4. Survivor-Centered Support and Humanitarian Response

  • Guarantee survivor-centered reparation systems designed with women's participation and dignity at the core.
  • Strengthen humanitarian responses by providing safe shelters, mobile clinics, reproductive healthcare, mental-health services, and confidential reporting mechanisms.

5. Meaningful Participation of Women in Peace Processes

  • Ensure meaningful, permanent participation of women in peace negotiations, ceasefire discussions, humanitarian planning, and reconstruction — as equal decision-makers rather than symbolic participants.
  • Promote women’s leadership in peace processes, including quotas or binding commitments in peace talks, transitional justice efforts, and reconstruction planning.

6. Protection of Women Human Rights Defenders and Peace Builders

  • Provide legal, financial, and security guarantees for women activists, journalists, and community leaders who expose violations and work toward peace.

7. Multisector Coordination and Global Mobilization

  • Foster coordination among governments, women’s organizations, civil society, media, and the private sector to collectively combat rights violations.
  • Demand justice, peace, and sovereignty, recognizing that gender-based violence is unacceptable and that women play a crucial role in conflict prevention, resolution, and peacebuilding.
  • Call on global leaders to mobilize political will and economic investment to ensure women live with safety, dignity, and full protection of their rights.

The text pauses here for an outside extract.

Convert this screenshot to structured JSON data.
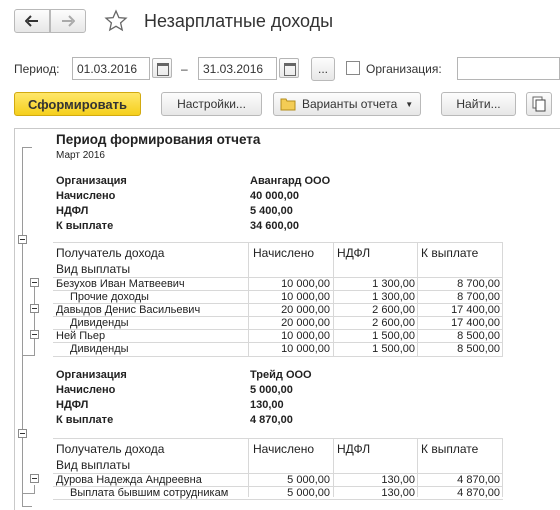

8. Equitable Access to Education and Peace Education

  • Ensure equitable access to education for girls, including school attendance in crisis and conflict contexts, and remove social, economic, and cultural barriers to their full development.
  • Require states to integrate peace education from early childhood and substantially increase public investment in early childhood education as a tool to prevent violence and build more inclusive and just societies.

Three decades after the adoption of the Beijing Declaration and Platform for Action, we are at a key moment. While the challenges ahead have become more acute, there are also reasons to be hopeful and trasform the current context into an opportunity. Achieving tangible improvements in the realities of women and girls requires consensus in all sectors of society. Today more than ever, from the Socialist International Women, we reaffirm that there is no peace without equality, there is no justice without women, there is no democracy without inclusion.

 

The Socialist International Women (SIW), Council meeting in Valetta, Malta, on November 28, 2025.